4. Organizational buy-in matters. Slower adoption may be better.

Even the most effective AI system can fail to benefit organizations when the user base—the workforce—shies away. This is probably the most common roadblock to successful AI implementation. Leaders who are understandably eager to share new, game-changing AI applications often strive to deploy AI to the entire organization as soon as possible. This approach is almost assured to fail.

Incremental adoption to select departments, or even a few employees, may serve the organization better in the long run. Slower deployments build internal support and reduce the risk of mission-disrupting errors that could stop the initiative instantly, and perhaps permanently. When dealing with a skeptical workforce, organizations may be well served by prioritizing XAI over black-box applications, which produce results without explanation. A system that can offer justifications would be harder for employees to brush off as a useless machine—taking away some of the mystery around what AI actually is and how it will deliver better results is a proven way to culture a workforce.

The potential benefits of AI appear to be boundless, but it is important for the government to learn lessons from the private sector as well as early federal adopters. It is also crucial to consider the potential trade-offs involved with deployment of AI at scale. Taking advantage of the road laid by those who have headed down this path will offer a smoother, more effective, and impactful experience for agencies and their workforces.

Even the most effective AI system can fail to benefit organizations when the user base—the workforce—shies away. This is probably the most common roadblock to successful AI implementation.

5. Not ready for AI? Start with data management.

The federal government has invested significantly in data readiness and AI applications, yet it is far from an AI-ready enterprise. Data drives AI, and there are challenges in data readiness that influence the trade-offs described earlier. Data requirements for conducting AI-based modeling are minimally documented. Data is not collected and stored uniformly, resulting in siloed, disparate activities across the government. Duplicative, inconsistent, and incompatible data sets diminish what AI tools could achieve with a single, integrated one. Rather than relying on automation, data ingestion is often performed manually and irregularly within and across agencies.

These shortcomings limit AI, for example, to reporting summary statistics, rankings of numerical scoring without further analysis, or dynamic organizational deployment. The result is an AI environment and solutions confined to evaluating the most costly or understood challenges, with less emphasis on unexplored outcomes and atypical situations that could surprise decision-makers. Ultimately, if your organization’s data readiness is immature, it may not be ready for the full value proposition of AI, but even modest data improvements can open up the possibilities to better leverage AI for meaningful and impactful benefits.

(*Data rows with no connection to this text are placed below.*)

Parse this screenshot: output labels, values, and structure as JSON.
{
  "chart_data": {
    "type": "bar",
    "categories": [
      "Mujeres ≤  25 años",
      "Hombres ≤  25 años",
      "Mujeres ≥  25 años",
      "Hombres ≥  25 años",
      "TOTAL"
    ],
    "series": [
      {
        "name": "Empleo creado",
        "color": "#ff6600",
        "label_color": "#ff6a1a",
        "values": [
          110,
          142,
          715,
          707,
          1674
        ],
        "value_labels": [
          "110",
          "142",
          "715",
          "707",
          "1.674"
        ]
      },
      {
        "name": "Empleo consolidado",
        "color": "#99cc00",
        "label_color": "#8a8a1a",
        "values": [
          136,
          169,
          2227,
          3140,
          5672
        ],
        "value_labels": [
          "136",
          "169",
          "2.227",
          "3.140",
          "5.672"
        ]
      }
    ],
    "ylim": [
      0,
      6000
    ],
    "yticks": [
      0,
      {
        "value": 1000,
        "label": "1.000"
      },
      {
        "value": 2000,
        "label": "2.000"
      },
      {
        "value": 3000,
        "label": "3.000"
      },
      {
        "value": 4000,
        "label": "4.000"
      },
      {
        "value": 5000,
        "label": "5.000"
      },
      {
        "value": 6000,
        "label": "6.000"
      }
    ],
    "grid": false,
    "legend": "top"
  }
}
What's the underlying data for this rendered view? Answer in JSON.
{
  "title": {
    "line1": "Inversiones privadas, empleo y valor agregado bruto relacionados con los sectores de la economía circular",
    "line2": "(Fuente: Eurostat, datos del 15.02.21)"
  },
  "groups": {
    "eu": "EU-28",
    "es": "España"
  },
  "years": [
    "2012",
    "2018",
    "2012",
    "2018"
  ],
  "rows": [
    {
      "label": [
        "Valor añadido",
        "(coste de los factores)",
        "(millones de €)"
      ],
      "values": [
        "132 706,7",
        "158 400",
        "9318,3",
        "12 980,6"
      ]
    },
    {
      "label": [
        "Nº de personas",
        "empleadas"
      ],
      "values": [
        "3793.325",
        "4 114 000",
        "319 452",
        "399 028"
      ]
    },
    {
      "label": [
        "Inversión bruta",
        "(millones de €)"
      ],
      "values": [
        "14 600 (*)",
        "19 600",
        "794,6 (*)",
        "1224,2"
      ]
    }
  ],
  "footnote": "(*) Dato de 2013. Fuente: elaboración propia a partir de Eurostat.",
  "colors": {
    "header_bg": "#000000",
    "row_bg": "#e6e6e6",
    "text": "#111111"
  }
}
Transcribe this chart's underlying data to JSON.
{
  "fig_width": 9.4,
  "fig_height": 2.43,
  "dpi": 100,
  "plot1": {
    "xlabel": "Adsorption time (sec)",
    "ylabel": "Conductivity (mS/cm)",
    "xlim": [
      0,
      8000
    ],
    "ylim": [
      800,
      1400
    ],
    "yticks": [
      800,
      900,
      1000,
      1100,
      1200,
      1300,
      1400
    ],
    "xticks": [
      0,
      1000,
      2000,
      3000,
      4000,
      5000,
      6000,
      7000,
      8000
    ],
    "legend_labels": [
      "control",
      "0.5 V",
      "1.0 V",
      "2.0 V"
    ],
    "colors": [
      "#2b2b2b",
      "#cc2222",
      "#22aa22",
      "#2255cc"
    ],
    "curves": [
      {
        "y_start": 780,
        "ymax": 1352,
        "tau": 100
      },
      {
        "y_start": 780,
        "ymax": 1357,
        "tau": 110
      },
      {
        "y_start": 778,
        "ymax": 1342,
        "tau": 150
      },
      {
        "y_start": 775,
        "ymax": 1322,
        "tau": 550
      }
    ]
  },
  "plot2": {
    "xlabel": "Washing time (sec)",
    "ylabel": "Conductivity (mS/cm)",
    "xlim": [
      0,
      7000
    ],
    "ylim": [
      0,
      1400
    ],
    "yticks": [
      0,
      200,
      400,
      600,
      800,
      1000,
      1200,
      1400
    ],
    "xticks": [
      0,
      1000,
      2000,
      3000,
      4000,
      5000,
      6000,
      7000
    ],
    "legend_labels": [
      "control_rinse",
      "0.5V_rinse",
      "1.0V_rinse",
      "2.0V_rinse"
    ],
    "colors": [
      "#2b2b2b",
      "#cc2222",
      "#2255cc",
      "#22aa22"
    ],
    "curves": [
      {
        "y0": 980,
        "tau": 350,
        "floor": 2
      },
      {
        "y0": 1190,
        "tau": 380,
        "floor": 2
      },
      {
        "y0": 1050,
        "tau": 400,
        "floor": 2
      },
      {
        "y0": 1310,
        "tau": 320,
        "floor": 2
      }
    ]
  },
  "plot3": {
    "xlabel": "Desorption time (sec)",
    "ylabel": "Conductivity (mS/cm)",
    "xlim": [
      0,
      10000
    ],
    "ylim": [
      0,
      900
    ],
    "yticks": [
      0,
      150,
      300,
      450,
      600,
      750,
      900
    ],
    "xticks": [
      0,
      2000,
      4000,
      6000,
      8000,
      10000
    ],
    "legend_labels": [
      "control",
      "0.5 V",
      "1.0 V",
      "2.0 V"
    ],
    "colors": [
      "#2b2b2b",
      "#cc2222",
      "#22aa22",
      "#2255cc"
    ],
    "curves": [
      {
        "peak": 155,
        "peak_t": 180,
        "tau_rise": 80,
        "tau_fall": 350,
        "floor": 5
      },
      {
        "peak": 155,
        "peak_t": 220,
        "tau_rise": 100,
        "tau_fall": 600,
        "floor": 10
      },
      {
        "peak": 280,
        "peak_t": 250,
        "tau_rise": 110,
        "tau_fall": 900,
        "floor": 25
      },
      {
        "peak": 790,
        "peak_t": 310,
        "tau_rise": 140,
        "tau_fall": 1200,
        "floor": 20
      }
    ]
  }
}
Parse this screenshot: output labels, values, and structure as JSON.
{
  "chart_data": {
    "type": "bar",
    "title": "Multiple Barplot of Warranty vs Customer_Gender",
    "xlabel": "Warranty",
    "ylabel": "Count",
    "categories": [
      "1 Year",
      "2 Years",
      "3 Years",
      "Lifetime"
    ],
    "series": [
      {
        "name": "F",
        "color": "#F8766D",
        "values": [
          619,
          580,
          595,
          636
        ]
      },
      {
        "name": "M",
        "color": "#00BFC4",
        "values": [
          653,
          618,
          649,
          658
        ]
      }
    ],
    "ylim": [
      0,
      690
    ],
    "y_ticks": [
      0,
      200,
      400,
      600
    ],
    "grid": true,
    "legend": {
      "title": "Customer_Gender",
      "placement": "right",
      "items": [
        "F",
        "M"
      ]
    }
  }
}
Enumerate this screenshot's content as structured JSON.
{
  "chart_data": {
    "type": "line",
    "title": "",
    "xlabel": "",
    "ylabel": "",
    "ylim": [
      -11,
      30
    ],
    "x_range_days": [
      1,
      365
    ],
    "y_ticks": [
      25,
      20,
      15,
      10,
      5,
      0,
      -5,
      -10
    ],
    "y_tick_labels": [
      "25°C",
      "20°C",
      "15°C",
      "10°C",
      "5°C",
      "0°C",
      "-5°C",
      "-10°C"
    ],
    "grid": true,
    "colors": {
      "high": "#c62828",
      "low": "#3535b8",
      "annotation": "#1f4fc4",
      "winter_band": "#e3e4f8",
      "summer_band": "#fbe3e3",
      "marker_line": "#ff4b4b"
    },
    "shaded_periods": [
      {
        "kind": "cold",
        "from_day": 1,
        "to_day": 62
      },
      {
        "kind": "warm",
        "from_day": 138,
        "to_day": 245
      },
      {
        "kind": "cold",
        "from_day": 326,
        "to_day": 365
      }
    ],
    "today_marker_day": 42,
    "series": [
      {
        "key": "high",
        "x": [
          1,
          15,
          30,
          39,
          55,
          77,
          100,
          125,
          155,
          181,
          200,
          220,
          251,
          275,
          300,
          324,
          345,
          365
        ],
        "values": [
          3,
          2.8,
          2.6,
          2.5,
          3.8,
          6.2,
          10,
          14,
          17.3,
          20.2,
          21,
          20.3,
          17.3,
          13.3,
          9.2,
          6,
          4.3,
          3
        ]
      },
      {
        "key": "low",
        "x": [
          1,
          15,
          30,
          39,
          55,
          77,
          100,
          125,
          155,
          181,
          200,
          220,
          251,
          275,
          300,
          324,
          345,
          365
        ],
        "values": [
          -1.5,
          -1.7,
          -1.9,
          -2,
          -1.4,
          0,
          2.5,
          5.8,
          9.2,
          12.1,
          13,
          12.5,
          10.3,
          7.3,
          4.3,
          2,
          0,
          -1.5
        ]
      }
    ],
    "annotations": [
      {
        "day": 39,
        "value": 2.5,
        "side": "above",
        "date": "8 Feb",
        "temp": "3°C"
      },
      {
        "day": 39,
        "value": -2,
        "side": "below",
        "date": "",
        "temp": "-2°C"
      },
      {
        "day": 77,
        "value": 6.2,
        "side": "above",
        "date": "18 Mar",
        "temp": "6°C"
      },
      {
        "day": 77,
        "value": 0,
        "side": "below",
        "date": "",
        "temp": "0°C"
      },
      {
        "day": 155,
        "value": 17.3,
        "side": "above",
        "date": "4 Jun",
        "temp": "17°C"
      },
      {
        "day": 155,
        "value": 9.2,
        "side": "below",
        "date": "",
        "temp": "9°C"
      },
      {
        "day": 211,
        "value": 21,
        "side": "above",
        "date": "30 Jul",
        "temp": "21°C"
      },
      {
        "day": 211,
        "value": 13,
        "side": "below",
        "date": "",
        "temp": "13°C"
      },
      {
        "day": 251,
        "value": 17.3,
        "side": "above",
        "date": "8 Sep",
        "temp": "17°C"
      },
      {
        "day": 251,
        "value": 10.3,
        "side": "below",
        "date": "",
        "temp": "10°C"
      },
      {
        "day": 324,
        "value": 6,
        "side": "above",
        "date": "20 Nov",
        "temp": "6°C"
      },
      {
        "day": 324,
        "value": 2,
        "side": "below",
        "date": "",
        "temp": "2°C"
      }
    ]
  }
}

6. Data science is a team sport.

Implementing AI is part of an iterative discovery process, and understanding and organizing around trade-offs is key. Your AI teams likely employ highly talented data scientists, statisticians, programmers, and developers, but data science cannot operate in a vacuum. The tight coupling of AI implementation with design constraints imposed by an understanding of relevant trade-offs necessitates frequent collaboration and communication with end users and decision-makers who will use the final AI solution. The AI development lifecycle of design, development, implementation, and sustainment should include iterative collaboration loops to catch problems and concerns as early as possible, and build in exit ramps for users to reexamine, strategize, redefine, and revector progress.